Cafer Talha Şeker yazdı: Arakan’da yaşanan çatışmanın gerçek sebebi nedir?

Ortadoğu ve Afrika Araştırmalı Derneği’nden Cafer Talha Şeker, Myanmar ordusu ve Budist çetelerin Arakanlı Müslümanlara karşı giriştikleri katliamlarla yeniden gündemimize gire Myanmar’daki çatışmanın tarihsel köklerini yazdı.

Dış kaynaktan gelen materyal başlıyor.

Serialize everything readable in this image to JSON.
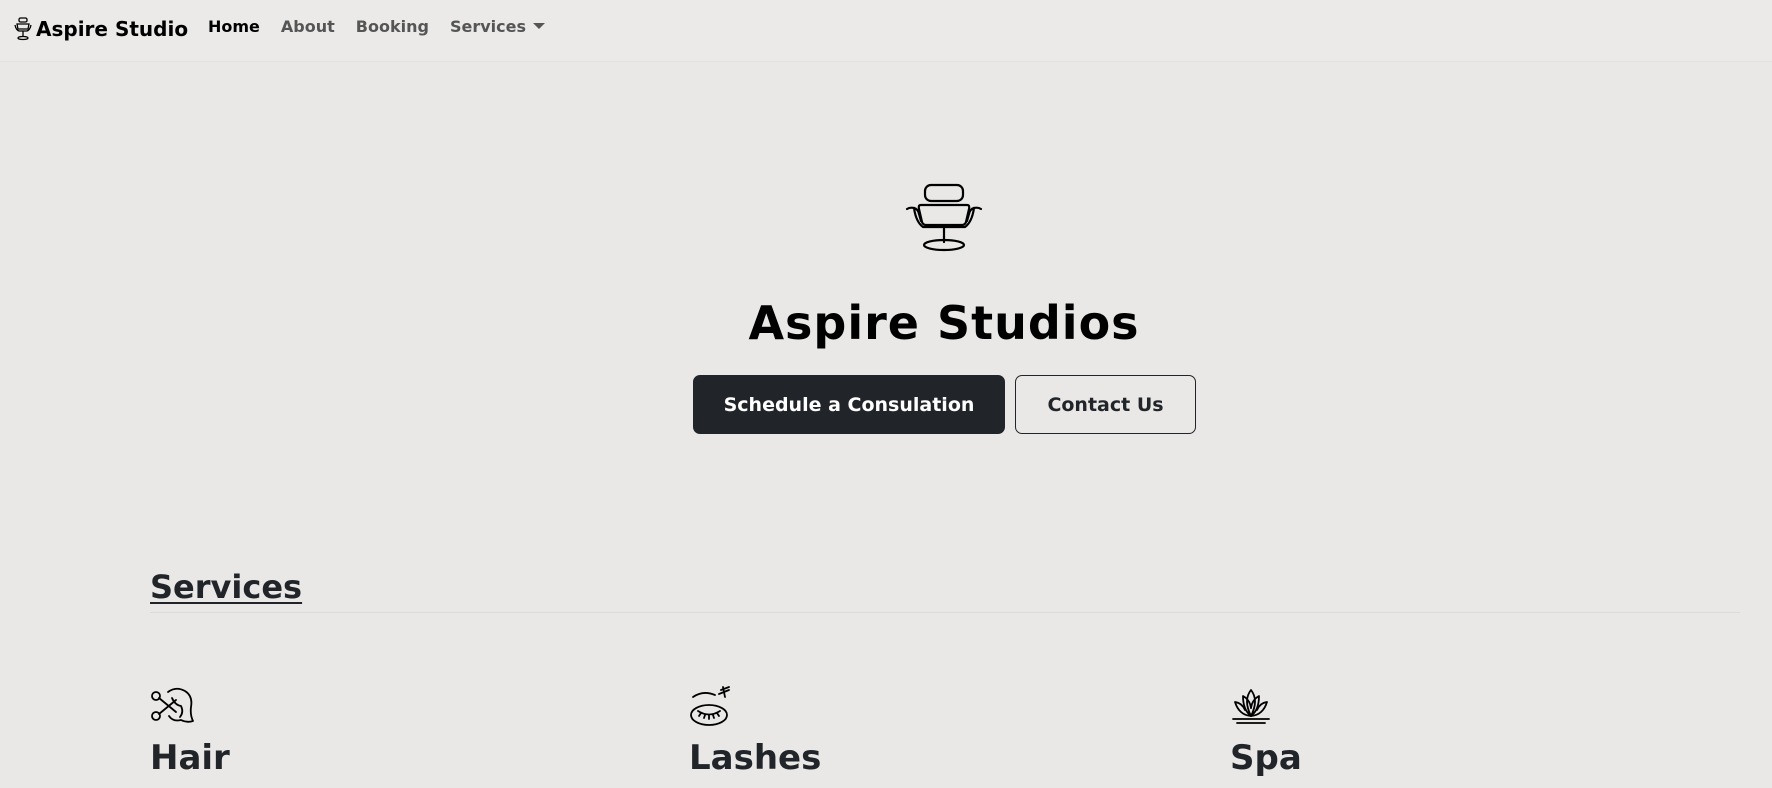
{
  "nav": {
    "brand": "Aspire Studio",
    "brand_icon": "salon-chair-icon",
    "links": [
      {
        "label": "Home",
        "active": true
      },
      {
        "label": "About",
        "active": false
      },
      {
        "label": "Booking",
        "active": false
      },
      {
        "label": "Services",
        "active": false,
        "dropdown": true
      }
    ]
  },
  "hero": {
    "icon": "salon-chair-icon",
    "title": "Aspire Studios",
    "primary_button": "Schedule a Consulation",
    "secondary_button": "Contact Us"
  },
  "services": {
    "heading": "Services",
    "items": [
      {
        "icon": "hair-scissors-icon",
        "title": "Hair"
      },
      {
        "icon": "eyelash-icon",
        "title": "Lashes"
      },
      {
        "icon": "lotus-icon",
        "title": "Spa"
      }
    ]
  },
  "colors": {
    "background": "#e9e8e6",
    "dark_button": "#212529",
    "text": "#212529"
  }
}
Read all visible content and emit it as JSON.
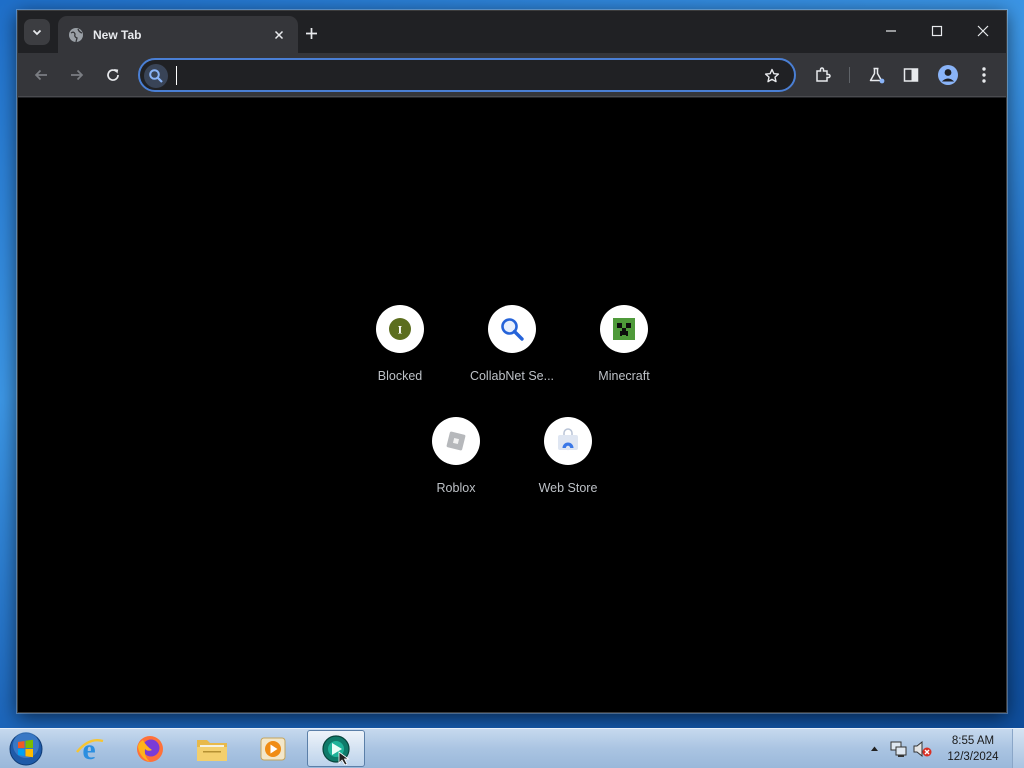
{
  "browser": {
    "tab": {
      "title": "New Tab"
    },
    "omnibox": {
      "value": "",
      "placeholder": ""
    },
    "colors": {
      "frame": "#202124",
      "toolbar": "#35363a",
      "omnibox_border": "#4a7fd4",
      "content_bg": "#000000"
    }
  },
  "shortcuts": [
    {
      "label": "Blocked",
      "icon": "blocked-favicon"
    },
    {
      "label": "CollabNet Se...",
      "icon": "magnifier-favicon"
    },
    {
      "label": "Minecraft",
      "icon": "creeper-favicon"
    },
    {
      "label": "Roblox",
      "icon": "roblox-favicon"
    },
    {
      "label": "Web Store",
      "icon": "webstore-favicon"
    }
  ],
  "taskbar": {
    "apps": [
      "internet-explorer",
      "firefox",
      "file-explorer",
      "media-player",
      "browser-active"
    ],
    "clock": {
      "time": "8:55 AM",
      "date": "12/3/2024"
    }
  }
}
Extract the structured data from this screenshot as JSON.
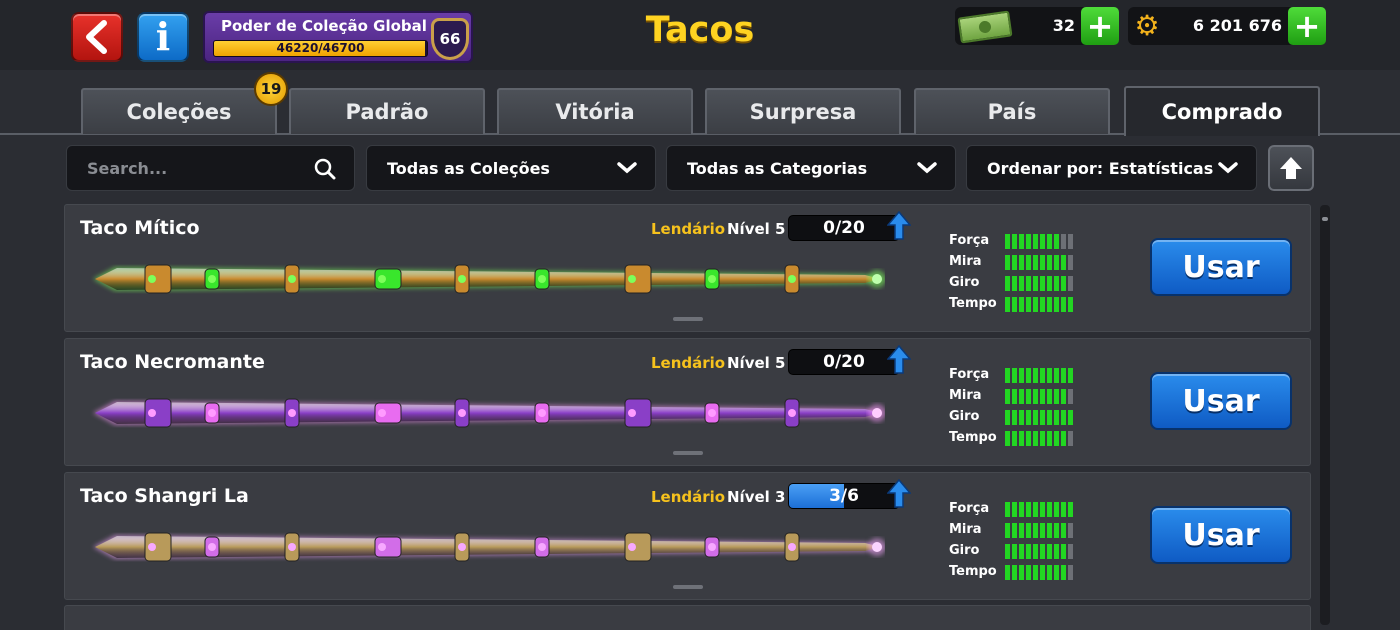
{
  "header": {
    "title": "Tacos",
    "power": {
      "title": "Poder de Coleção Global",
      "progress_text": "46220/46700",
      "progress": 0.9897,
      "level": "66"
    },
    "cash": {
      "value": "32"
    },
    "coins": {
      "value": "6 201 676"
    },
    "plus_label": "+"
  },
  "tabs": [
    {
      "label": "Coleções",
      "badge": "19"
    },
    {
      "label": "Padrão"
    },
    {
      "label": "Vitória"
    },
    {
      "label": "Surpresa"
    },
    {
      "label": "País"
    },
    {
      "label": "Comprado",
      "active": true
    }
  ],
  "filters": {
    "search_placeholder": "Search...",
    "collections": "Todas as Coleções",
    "categories": "Todas as Categorias",
    "sort": "Ordenar por: Estatísticas"
  },
  "stat_labels": [
    "Força",
    "Mira",
    "Giro",
    "Tempo"
  ],
  "use_label": "Usar",
  "cues": [
    {
      "name": "Taco Mítico",
      "rarity": "Lendário",
      "level": "Nível 5",
      "progress_text": "0/20",
      "progress": 0,
      "stats": [
        8,
        9,
        9,
        10
      ],
      "stat_max": 10,
      "colors": {
        "primary": "#c98a2e",
        "accent": "#39e62c",
        "glow": "#7dff5a"
      }
    },
    {
      "name": "Taco Necromante",
      "rarity": "Lendário",
      "level": "Nível 5",
      "progress_text": "0/20",
      "progress": 0,
      "stats": [
        10,
        9,
        10,
        9
      ],
      "stat_max": 10,
      "colors": {
        "primary": "#8a3fc7",
        "accent": "#e86cf0",
        "glow": "#ff9bff"
      }
    },
    {
      "name": "Taco Shangri La",
      "rarity": "Lendário",
      "level": "Nível 3",
      "progress_text": "3/6",
      "progress": 0.5,
      "stats": [
        10,
        9,
        9,
        9
      ],
      "stat_max": 10,
      "colors": {
        "primary": "#b89a5a",
        "accent": "#d26de8",
        "glow": "#f7a8ff"
      }
    }
  ]
}
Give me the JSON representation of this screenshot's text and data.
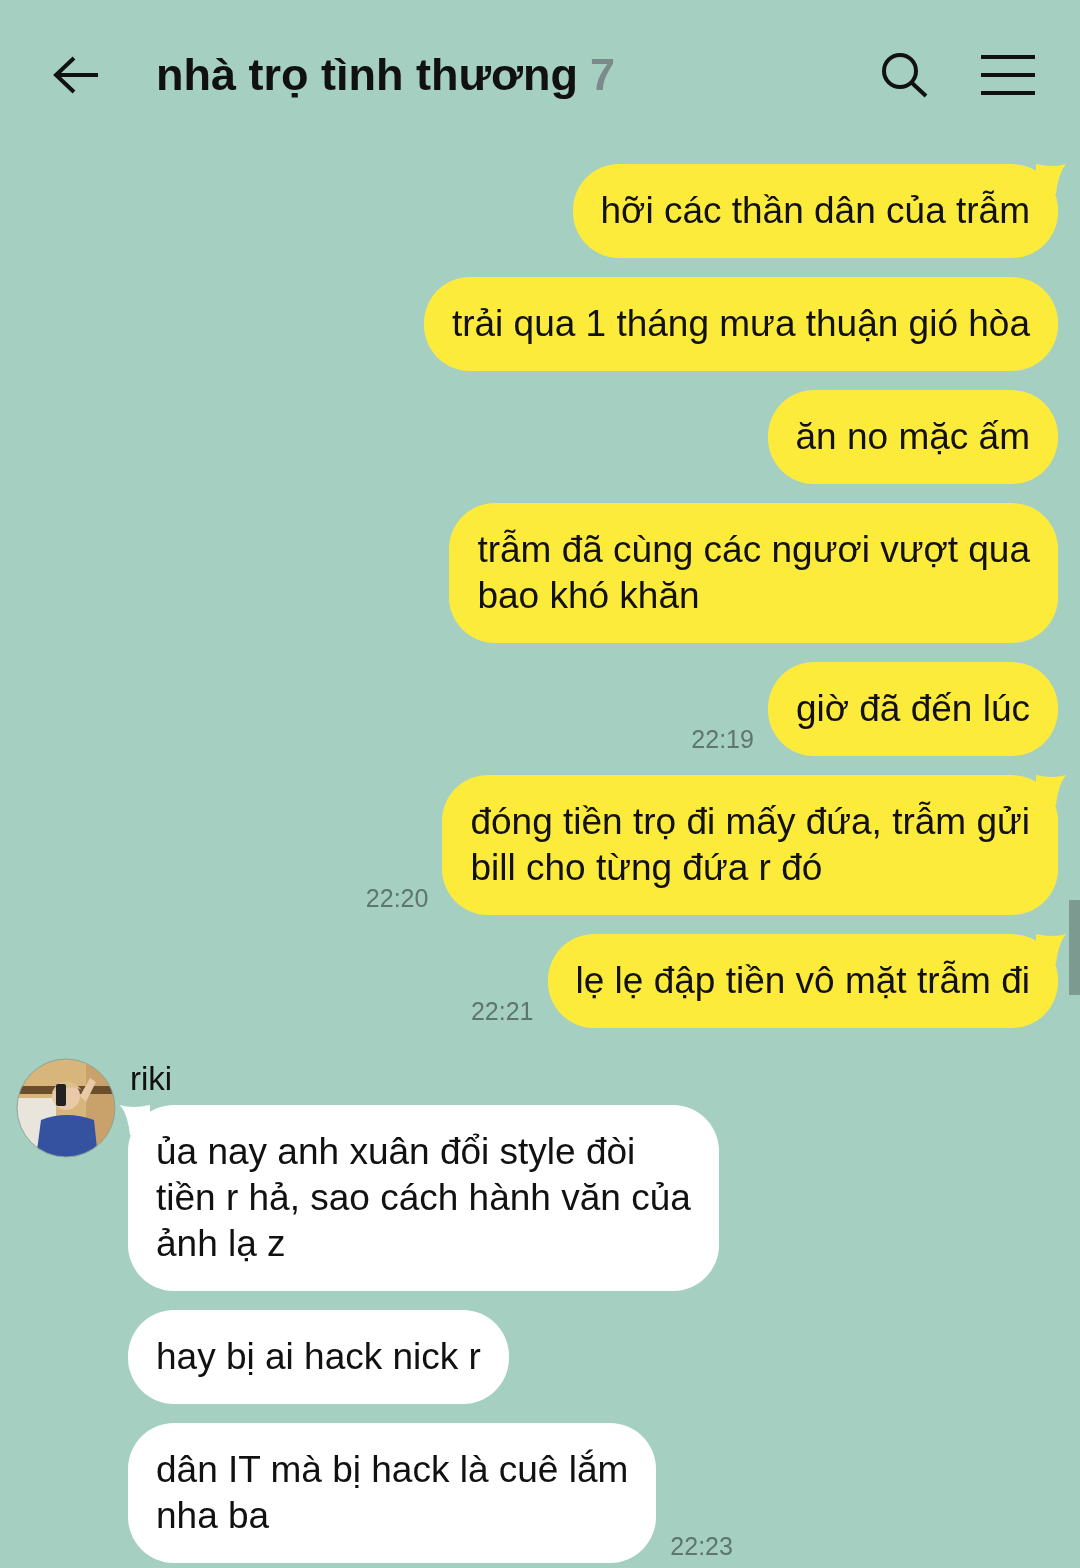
{
  "header": {
    "title": "nhà trọ tình thương",
    "member_count": "7"
  },
  "messages": [
    {
      "kind": "outgoing",
      "text": "hỡi các thần dân của trẫm",
      "tail": true
    },
    {
      "kind": "outgoing",
      "text": "trải qua 1 tháng mưa thuận gió hòa",
      "tail": false
    },
    {
      "kind": "outgoing",
      "text": "ăn no mặc ấm",
      "tail": false
    },
    {
      "kind": "outgoing",
      "text": "trẫm đã cùng các ngươi vượt qua\nbao khó khăn",
      "tail": false
    },
    {
      "kind": "outgoing",
      "text": "giờ đã đến lúc",
      "time": "22:19",
      "tail": false
    },
    {
      "kind": "outgoing",
      "text": "đóng tiền trọ đi mấy đứa, trẫm gửi\nbill cho từng đứa r đó",
      "time": "22:20",
      "tail": true
    },
    {
      "kind": "outgoing",
      "text": "lẹ lẹ đập tiền vô mặt trẫm đi",
      "time": "22:21",
      "tail": true
    },
    {
      "kind": "incoming",
      "sender": "riki",
      "text": "ủa nay anh xuân đổi style đòi\ntiền r hả, sao cách hành văn của\nảnh lạ z",
      "tail": true
    },
    {
      "kind": "incoming",
      "text": "hay bị ai hack nick r",
      "tail": false
    },
    {
      "kind": "incoming",
      "text": "dân IT mà bị hack là cuê lắm\nnha ba",
      "time": "22:23",
      "tail": false
    }
  ]
}
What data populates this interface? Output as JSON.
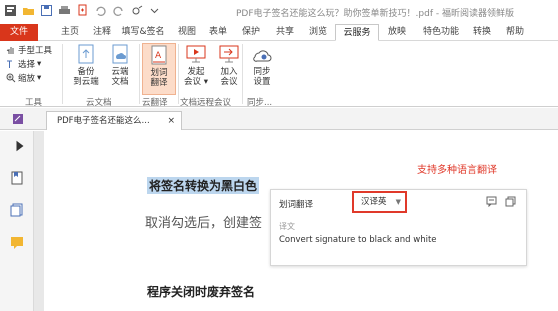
{
  "window": {
    "title": "PDF电子签名还能这么玩？助你签单新技巧！.pdf - 福昕阅读器领鲜版"
  },
  "menu": {
    "tabs": [
      "文件",
      "主页",
      "注释",
      "填写&签名",
      "视图",
      "表单",
      "保护",
      "共享",
      "浏览",
      "云服务",
      "放映",
      "特色功能",
      "转换",
      "帮助"
    ]
  },
  "ribbon": {
    "tools": {
      "hand": "手型工具",
      "select": "选择",
      "zoom": "缩放",
      "label": "工具"
    },
    "cloud_doc": {
      "backup": [
        "备份",
        "到云端"
      ],
      "cloud": [
        "云端",
        "文档"
      ],
      "label": "云文档"
    },
    "cloud_translate": {
      "translate": [
        "划词",
        "翻译"
      ],
      "label": "云翻译"
    },
    "remote_meeting": {
      "start": [
        "发起",
        "会议"
      ],
      "join": [
        "加入",
        "会议"
      ],
      "label": "文档远程会议"
    },
    "sync": {
      "settings": [
        "同步",
        "设置"
      ],
      "label": "同步..."
    }
  },
  "doc_tab": {
    "title": "PDF电子签名还能这么...",
    "close": "×"
  },
  "document": {
    "heading1": "将签名转换为黑白色",
    "body": "取消勾选后，创建签",
    "heading2": "程序关闭时废弃签名"
  },
  "annotation": "支持多种语言翻译",
  "translate_popup": {
    "title": "划词翻译",
    "language": "汉译英",
    "subtitle": "译文",
    "result": "Convert signature to black and white"
  },
  "colors": {
    "accent": "#d9361b",
    "highlight": "#bcd6ee",
    "annotation": "#e0392a"
  }
}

İslam Âlemi Kurban Bayramı’nı kutlamaya hazırlanırken Myanmar’ın Arakan Bölgesi’nde Budistlerin Müslüman (Rohingya) halka saldırması ve zavallı insanların vahşice katledilmesi dünya medyasının gündemine oturdu. Müslüman nüfusu yer kürenin en kalabalık toplumlarından birini oluşturmasına rağmen İslam dünyasının elinde küresel dertlerini çözebileceği nüfuz mekanizmaları bulunmuyor. Bu ortamda küresel aktörler dünyanın farklı bölgelerinde rekabet ederlerken Müslümanların ezilmesi kaçınılmaz oluyor. Peki, Arakan’da yaşanan vahşetin gerçek sebebi sadece Müslüman düşmanlığı veya Budistlerin katliam merakıyla mı alakalıdır? Eğer öyle olsaydı bu işi çok daha önce yapıp bölgedeki tüm Müslümanları ortadan kaldıramazlar mıydı? Bugün Arakan’da Rohingyaların (Müslümanların) varlığına veya yokluğuna kimler ihtiyaç duyabilir? Bu makalede bu soruları cevaplamaya çalışacağım.

ASYA’DA ENERJİ REKABETİ

Myanmar (Burma), on dokuzuncu yüzyılda İngiliz bankerlerin finanse ettiği girişimciler eliyle sömürülmesi planlanmış Asya ülkelerinden biriydi. Burma Petrol Şirketi bugünkü BP’nin kurucu şirketidir. İngilizler 1901’de İran’da petrol imtiyazı aldıktan sonra bu şirketin sermayesiyle İngiliz – Fars Petrol Şirketi’ni geliştirmişlerdi. Myanmar, eskiden beri İngilizlerin Asya’daki çıkarlarını yakından alakadar eden bir ülke olduğu gibi son yıllarda ABD’nin Asya siyasetinde yakından takip ettiği bir ülke olmuştur. Günümüzde Myanmar topraklarında Çin ile Batılı bazı çıkar gurupları arasında yaşanmakta olan bir nüfuz rekabeti göze çarpmaktadır. Bu rekabet, Irak ve Suriye’de yaşanan küresel enerji savaşından çok da farklı değildir. Ancak Uzak Doğu’daki meselenin Ortadoğu’dakinden farkı Batı’nın bu bölgede Müslüman azınlıkları Budist halka karşı koz olarak elde tutmak istemesidir.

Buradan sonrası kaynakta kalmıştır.